A cult item deserving of a bigger cult, MEAN GUNS was introduced to me by the Projection Booth podcast. It’s a high-concept, low-budget action movie from prolific director Albert Pyun, where Ice-T plays a malevolent criminal mastermind who drops a bunch of his enemies into an abandoned prison with a various and copious amount of guns. The cast is full of faces you may recognize without knowing the names, but of course one guy reigns supreme over the movie.
Here’s the truth: Ice-T isn’t in LEPRECHAUN IN THE HOOD nearly enough — Warwick Davis, as the evil Leprechaun, is a gas as usual but Ice kind of drops out of the movie after the early scenes where he and the Leprechaun face off over the latest Leprechaun-coveted magical artifact. (The Leprechaun kills over a different artifact pretty much every movie.) There’s too much dead space in this movie for it to be mandatory viewing, but Ice-T brings it to life in the few scenes he appears. A Leprechaun is only as good as his toughest enemy, and Ice-T is, by a wide margin, the greatest Leprechaun nemesis since Jennifer Aniston in the first film.
GOOD HAIR is a marvelous and valuable documentary from Chris Rock, addressing black culture in general and the matter of women’s attention to their hair in particular. This issue is more culturally pertinent than it may seem at first to the outside eye — it cuts deep and wide. As with the best of Chris Rock, important truths are addressed in the funniest possible way, with expert commentary from a wide bench of celebrities. In a movie which features guests as momentous as Maya Angelou and as distracting as Nia Long, without question the star player is Ice-T, who runs away with the movie with observations both incisive and hilarious. The last word in the film is his.
Most people love ANCHORMAN the best.
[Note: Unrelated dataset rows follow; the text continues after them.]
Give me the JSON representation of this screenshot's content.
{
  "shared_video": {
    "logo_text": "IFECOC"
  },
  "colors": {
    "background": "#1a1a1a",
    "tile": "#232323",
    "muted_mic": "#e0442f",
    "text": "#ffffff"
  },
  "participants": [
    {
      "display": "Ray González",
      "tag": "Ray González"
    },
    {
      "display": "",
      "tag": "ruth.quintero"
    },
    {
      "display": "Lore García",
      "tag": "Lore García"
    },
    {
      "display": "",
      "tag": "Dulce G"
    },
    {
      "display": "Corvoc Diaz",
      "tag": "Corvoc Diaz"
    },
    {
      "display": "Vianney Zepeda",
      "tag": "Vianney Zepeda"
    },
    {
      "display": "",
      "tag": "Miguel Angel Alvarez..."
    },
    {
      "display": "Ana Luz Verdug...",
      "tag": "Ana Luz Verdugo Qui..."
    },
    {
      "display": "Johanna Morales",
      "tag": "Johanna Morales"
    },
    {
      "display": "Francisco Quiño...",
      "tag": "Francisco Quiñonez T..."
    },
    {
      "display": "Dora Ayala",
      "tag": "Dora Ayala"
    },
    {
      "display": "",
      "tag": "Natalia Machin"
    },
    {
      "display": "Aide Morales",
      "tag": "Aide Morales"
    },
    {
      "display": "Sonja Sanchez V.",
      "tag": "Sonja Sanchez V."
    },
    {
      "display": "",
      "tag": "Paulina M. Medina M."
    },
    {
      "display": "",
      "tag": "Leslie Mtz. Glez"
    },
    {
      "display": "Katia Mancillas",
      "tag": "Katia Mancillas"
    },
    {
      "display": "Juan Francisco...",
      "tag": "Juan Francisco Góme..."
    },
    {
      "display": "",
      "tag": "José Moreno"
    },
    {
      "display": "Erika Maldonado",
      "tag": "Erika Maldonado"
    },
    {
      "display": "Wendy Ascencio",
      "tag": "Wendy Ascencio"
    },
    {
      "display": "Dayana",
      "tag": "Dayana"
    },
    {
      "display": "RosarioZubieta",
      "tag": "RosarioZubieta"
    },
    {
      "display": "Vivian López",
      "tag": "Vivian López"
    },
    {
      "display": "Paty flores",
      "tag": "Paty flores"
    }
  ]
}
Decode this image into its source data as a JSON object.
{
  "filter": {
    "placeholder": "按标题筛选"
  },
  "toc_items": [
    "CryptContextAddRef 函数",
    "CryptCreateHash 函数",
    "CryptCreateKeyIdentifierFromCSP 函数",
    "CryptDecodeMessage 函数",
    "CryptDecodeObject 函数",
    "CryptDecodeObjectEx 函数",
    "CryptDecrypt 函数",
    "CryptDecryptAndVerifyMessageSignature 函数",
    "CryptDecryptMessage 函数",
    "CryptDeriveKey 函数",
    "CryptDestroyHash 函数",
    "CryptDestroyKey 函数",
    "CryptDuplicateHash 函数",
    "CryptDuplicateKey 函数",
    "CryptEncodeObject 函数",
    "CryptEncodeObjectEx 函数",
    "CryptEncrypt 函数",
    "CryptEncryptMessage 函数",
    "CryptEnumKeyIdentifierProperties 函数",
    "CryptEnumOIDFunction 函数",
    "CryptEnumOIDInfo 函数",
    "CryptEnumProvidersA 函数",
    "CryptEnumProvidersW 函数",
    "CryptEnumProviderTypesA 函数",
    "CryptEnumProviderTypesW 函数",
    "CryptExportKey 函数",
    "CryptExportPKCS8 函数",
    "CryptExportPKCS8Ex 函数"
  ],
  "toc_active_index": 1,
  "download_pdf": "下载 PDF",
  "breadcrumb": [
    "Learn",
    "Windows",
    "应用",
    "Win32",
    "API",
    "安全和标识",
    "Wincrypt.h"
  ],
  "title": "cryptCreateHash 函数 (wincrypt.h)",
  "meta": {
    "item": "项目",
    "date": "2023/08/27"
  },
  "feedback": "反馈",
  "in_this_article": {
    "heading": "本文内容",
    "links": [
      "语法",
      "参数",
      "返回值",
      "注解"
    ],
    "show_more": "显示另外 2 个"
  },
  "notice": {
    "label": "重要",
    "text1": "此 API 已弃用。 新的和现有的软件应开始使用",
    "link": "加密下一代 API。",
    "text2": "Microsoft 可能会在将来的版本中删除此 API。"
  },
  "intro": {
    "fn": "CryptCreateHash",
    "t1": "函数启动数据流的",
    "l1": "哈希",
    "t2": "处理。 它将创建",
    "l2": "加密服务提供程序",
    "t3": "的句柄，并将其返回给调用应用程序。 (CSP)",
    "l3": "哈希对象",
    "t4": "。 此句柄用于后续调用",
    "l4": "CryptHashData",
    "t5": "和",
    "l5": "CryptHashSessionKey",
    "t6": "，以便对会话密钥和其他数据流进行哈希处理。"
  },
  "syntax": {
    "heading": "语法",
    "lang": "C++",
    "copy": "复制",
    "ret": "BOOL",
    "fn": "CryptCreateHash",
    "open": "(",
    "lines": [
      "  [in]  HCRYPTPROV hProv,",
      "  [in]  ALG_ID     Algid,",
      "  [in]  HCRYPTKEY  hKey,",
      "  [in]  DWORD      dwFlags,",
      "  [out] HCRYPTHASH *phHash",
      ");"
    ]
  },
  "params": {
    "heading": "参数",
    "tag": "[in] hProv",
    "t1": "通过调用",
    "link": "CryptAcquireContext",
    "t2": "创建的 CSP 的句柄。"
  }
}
Plenty others prefer STEP BROTHERS. My personal favorite of the Ferrell-McKay comedies is THE OTHER GUYS, which is set in New York and features voice-over narration from Ice-T. Is that mere coincidence?
If this post is good for anything, let it be to convince all fellow hip-hop fans who somehow missed this movie to see it. SOMETHING FROM NOTHING: THE ART OF RAP was co-directed by Ice-T and he hosts the film, a documentary that goes more into the mechanics of the craft than arguably any other. Ice-T discusses his own approach and talks to some of the biggest names and most necessary trail-blazers in the culture. Along the way, you’ll hear plenty of the best music ever made, no exaggeration. A must-see for anyone who appreciates good music and the hard work that goes into it.
Now, please understand this is an incomplete tribute, focusing primarily on films. There’s plenty more to talk about, but this is hopefully a great start. Give some of these movies a look, all right?
Happy Birthday Ice-T, from your pals at Daily Grindhouse!